И вскоре мы, студенты, переехали в городок писателей. На занятия в институт и с занятий нас возили на автобусе.

У меня в записной книжке появилась первая запись:

«Сегодня видел А. А. Фадеева. Разговаривал с ним, пожал ему руку. Руку, написавшую «Разгром».

2

Второй раз видел Фадеева в 1950 году на встрече его с нами в Литературном институте.

Конференц-зал не вместил желающих послушать Фадеева. Студенты нашего института и других вузов толпились у входа в зал, на лестнице, сидели на подоконниках.

Что больше всего запомнилось? Красив! Малиновое лицо, открытый лоб. Оживлен и даже, я бы сказал, радостен. Словно оттого, что видит уважительное отношение к нему нескольких сотен молодых людей, именующих себя писателями.

Говорит волнуясь и нагромождает друг на друга эти «так сказать», «следовательно», «таким образом»… Меня это поражает, но тут же я оправдываю его, вспомнив гоголевское — если бы хорошо говорил, то плохо бы писал…

Вскоре Фадеев покоряет своей взволнованностью и огромной эрудицией; он говорит о таких вещах, которые оттесняют внешнее и заставляют думать только о них.

О труде писателя он говорит долго и обстоятельно.

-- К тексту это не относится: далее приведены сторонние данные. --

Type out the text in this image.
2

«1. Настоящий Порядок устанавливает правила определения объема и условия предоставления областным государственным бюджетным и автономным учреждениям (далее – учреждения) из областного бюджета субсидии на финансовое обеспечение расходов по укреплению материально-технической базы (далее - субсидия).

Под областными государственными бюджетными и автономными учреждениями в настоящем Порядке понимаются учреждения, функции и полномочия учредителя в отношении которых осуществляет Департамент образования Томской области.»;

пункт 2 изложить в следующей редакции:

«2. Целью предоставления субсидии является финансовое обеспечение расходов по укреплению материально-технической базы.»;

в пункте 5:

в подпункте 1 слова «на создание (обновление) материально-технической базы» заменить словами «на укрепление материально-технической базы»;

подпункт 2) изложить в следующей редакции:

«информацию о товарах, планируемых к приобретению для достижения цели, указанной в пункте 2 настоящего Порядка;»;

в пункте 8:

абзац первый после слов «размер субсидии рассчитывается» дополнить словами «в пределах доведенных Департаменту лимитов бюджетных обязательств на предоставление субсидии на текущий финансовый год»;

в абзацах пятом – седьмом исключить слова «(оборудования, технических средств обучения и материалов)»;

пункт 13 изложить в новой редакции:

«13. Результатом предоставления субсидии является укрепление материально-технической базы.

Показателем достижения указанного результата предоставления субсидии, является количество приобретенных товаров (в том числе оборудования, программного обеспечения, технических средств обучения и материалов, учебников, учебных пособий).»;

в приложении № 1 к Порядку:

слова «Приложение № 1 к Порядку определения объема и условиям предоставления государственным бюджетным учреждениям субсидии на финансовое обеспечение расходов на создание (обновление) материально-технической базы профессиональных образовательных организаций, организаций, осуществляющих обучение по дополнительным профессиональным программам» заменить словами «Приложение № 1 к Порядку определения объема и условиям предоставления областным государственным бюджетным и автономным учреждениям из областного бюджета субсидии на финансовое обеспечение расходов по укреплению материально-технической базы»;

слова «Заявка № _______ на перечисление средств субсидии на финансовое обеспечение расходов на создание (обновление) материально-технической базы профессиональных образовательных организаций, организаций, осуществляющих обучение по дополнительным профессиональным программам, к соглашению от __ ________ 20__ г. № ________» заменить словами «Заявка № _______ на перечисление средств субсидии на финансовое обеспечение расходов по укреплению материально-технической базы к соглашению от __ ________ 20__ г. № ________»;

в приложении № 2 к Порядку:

Писательство — один из видов человеческого труда. Эта давняя истина звучит для юношей, рифмующих первые стихи, как открытие. Его опыт: в «Разгроме» нет главы, которая не была бы им переписана менее пяти раз. Есть главы, переписанные двадцать пять раз!

Лев Толстой оставил по пятнадцать — двадцать вариантов одной и той же вещи. Обнаружено около ста вариантов одной его статьи… Чувствуется благоговение Фадеева перед Львом Николаевичем Толстым.

Разговор поразил меня и моих товарищей. И если некоторые пришли в институт гениями, то из института в лучшем случае уйдут начинающими литераторами.

3

Был в зале имени Чайковского на чествовании А. А. Фадеева в связи с 50-летием.

Рядом с юбиляром на сцене крупнейшие писатели, друзья, товарищи по работе. Множество теплых поздравлений и адресов, приветствий. Но взволновало не это. Взволновала речь его в конце вечера.

С какой-то щемящей грустью сказал он, что вот, дескать, здесь понаговорили много лестных слов, даже теоретиком его назвали. А он ведь является автором всего лишь двух законченных произведений.

Обещал спеть свою лебединую песню…

4

Какая у него юношеская биография!.. Мальчиком Саша Булыга уходит в революцию. Подполье. Делегат партийного съезда. Доброволец в ликвидации кронштадтского мятежа.

Есть счастливая случайность в том, что материалы о молодогвардейцах попали именно ему в руки. Именно он, Фадеев, был ближе всего к этим материалам по своей юношеской биографии. Думается, ему легко было писать образы Сережки Тюленина, Любки Шевцовой и Ульяны Громовой. И Олег — наиболее трудный образ для работы — получился полнокровным, жизненным.

В них во всех — много от Саши Булыги.

5

Врезались в память лирические отступления «Молодой гвардии».

«…Мама, мама, я помню руки твои…»

Как, вероятно, счастлива была его мать! Ведь это ею вызваны были к жизни изумительные строки. И обращены они были прежде всего к ней.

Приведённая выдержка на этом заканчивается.